XXII

During the last days of April Christian received a telegram from Eva Sorel. The message read: “From the third to the twentieth of May, Eva Sorel will be at the Hotel Adlon, Berlin, and feels quite sure that Christian Wahnschaffe will meet her there.”

Christian read the message over and over. In his inner and in his outer life all circumstances pointed to an approaching crisis. He knew that this summons would be decisive in its influence upon his fate. Its exact character and the extent of its power he could not predict.

For weeks there had been a restlessness in him that robbed him of sleep during many long hours of the night. On certain days he had called for his motor in order to drive to some near-by city. When the car had covered half the distance, he ordered his chauffeur to turn back.

He had gone to Waldleiningen, and had patted his horses and played with his dogs. But he had suddenly felt like a schoolboy who lies and plays truant, and his pleasure in the animals had gone. At parting he had put his arms about his favourite dog, a magnificent Great Dane, and as he looked into the animal’s eyes it had seemed to Christian, still in his character of a truant, that he wanted to say: “I must first go and pass my examination.” And the dog seemed to answer: “I understand that. You must go.”

Also the slender horse of Denis Lay had said, with a turn of its excessively graceful neck: “I understand that. You must go.”

It was settled that the horse was to run in the races at Baden-Baden, and the Irish jockey was full of confidence. But on the day of his departure Christian was told that the animal had sickened again. He thought: “I have loved it too insistently. Now it wants the caressing hand, and is lonely without it.”

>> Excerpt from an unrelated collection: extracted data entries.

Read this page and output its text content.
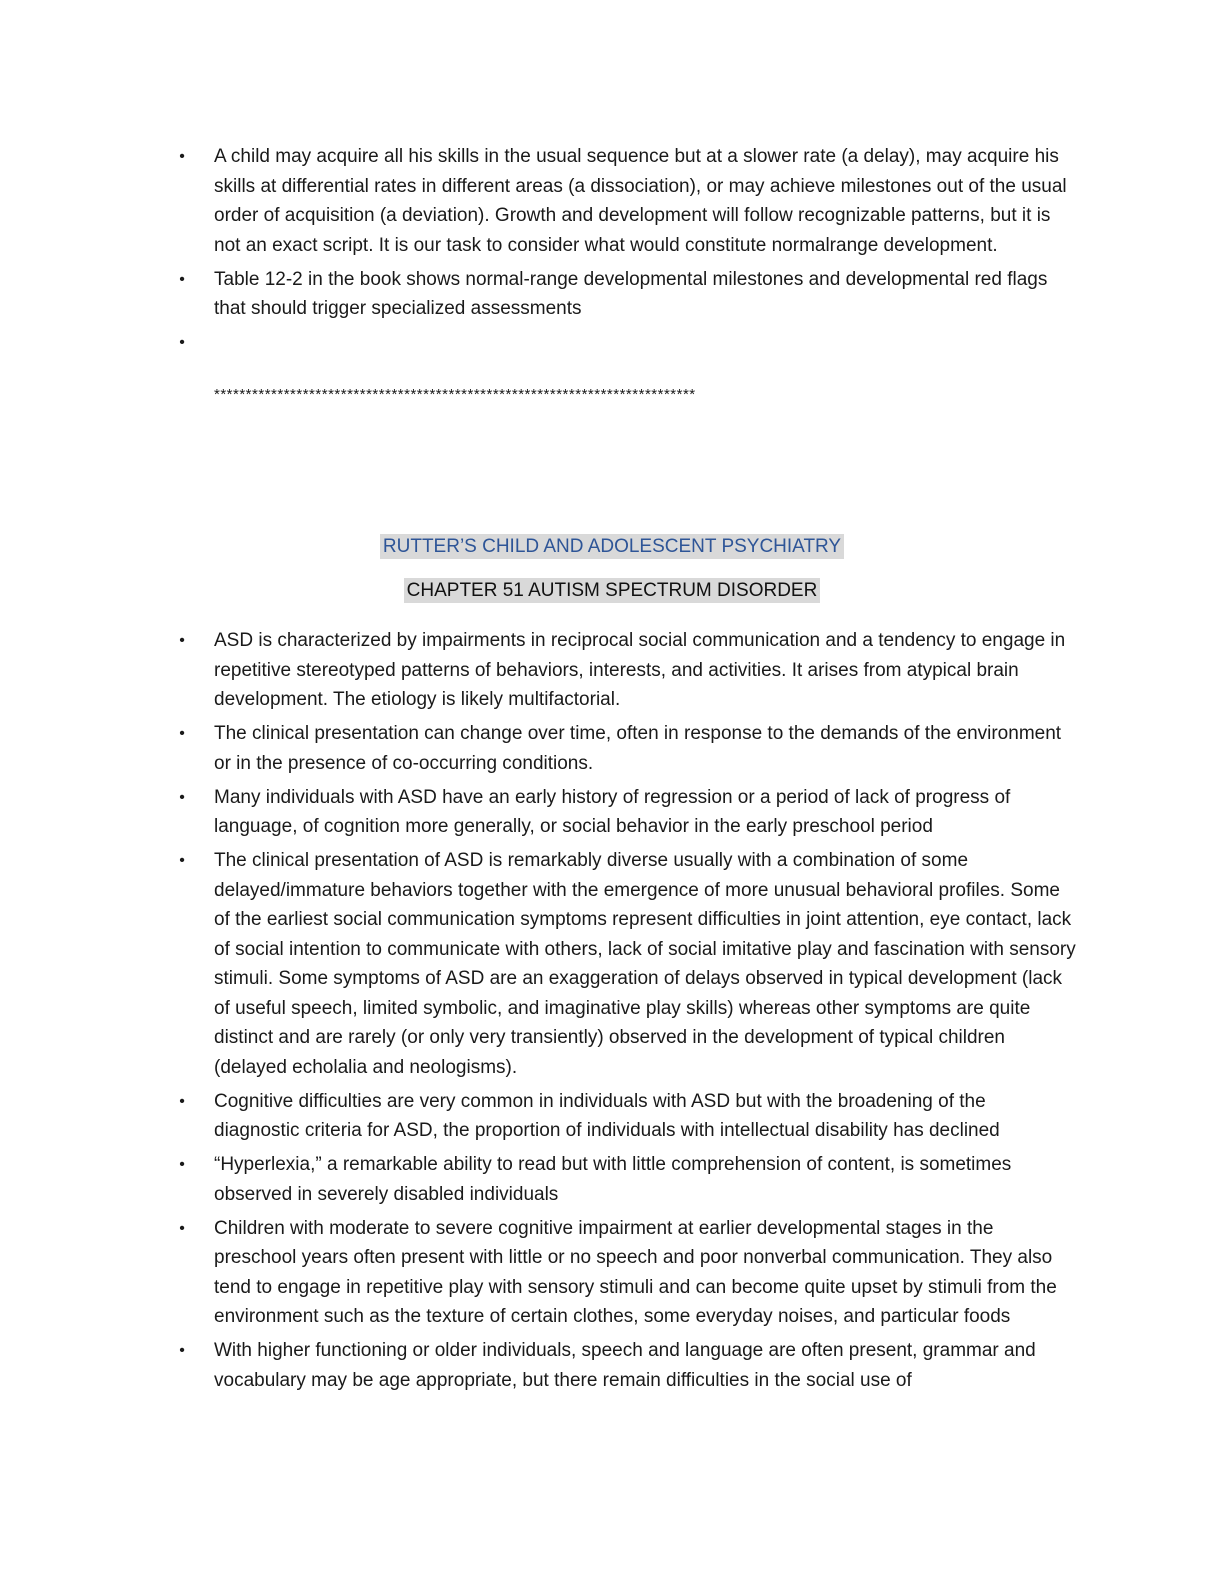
• A child may acquire all his skills in the usual sequence but at a slower rate (a delay), may acquire his skills at differential rates in different areas (a dissociation), or may achieve milestones out of the usual order of acquisition (a deviation). Growth and development will follow recognizable patterns, but it is not an exact script. It is our task to consider what would constitute normalrange development.
• Table 12-2 in the book shows normal-range developmental milestones and developmental red flags that should trigger specialized assessments
•
****************************************************************************
RUTTER’S CHILD AND ADOLESCENT PSYCHIATRY
CHAPTER 51 AUTISM SPECTRUM DISORDER
• ASD is characterized by impairments in reciprocal social communication and a tendency to engage in repetitive stereotyped patterns of behaviors, interests, and activities. It arises from atypical brain development. The etiology is likely multifactorial.
• The clinical presentation can change over time, often in response to the demands of the environment or in the presence of co-occurring conditions.
• Many individuals with ASD have an early history of regression or a period of lack of progress of language, of cognition more generally, or social behavior in the early preschool period
• The clinical presentation of ASD is remarkably diverse usually with a combination of some delayed/immature behaviors together with the emergence of more unusual behavioral profiles. Some of the earliest social communication symptoms represent difficulties in joint attention, eye contact, lack of social intention to communicate with others, lack of social imitative play and fascination with sensory stimuli. Some symptoms of ASD are an exaggeration of delays observed in typical development (lack of useful speech, limited symbolic, and imaginative play skills) whereas other symptoms are quite distinct and are rarely (or only very transiently) observed in the development of typical children (delayed echolalia and neologisms).
• Cognitive difficulties are very common in individuals with ASD but with the broadening of the diagnostic criteria for ASD, the proportion of individuals with intellectual disability has declined
• “Hyperlexia,” a remarkable ability to read but with little comprehension of content, is sometimes observed in severely disabled individuals
• Children with moderate to severe cognitive impairment at earlier developmental stages in the preschool years often present with little or no speech and poor nonverbal communication. They also tend to engage in repetitive play with sensory stimuli and can become quite upset by stimuli from the environment such as the texture of certain clothes, some everyday noises, and particular foods
• With higher functioning or older individuals, speech and language are often present, grammar and vocabulary may be age appropriate, but there remain difficulties in the social use of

With the coming of spring guests from the cities had appeared almost daily at Christian’s Rest. But he had rarely received any one. A single guest he could not bear at all. If there were two they could address each other and make his silence easier.

One day came Conrad von Westernach and Count Prosper Madruzzi, bringing messages from Crammon. They were on their way to Holland. Christian asked them to dine with him, but he was very laconic. Conrad von Westernach remarked later, in his forthright fashion, to Madruzzi: “That fellow has a damned queer smile. You never know whether he’s a born fool or whether he’s laughing at you.”

“It’s true,” the count agreed; “you never know where you are with him.”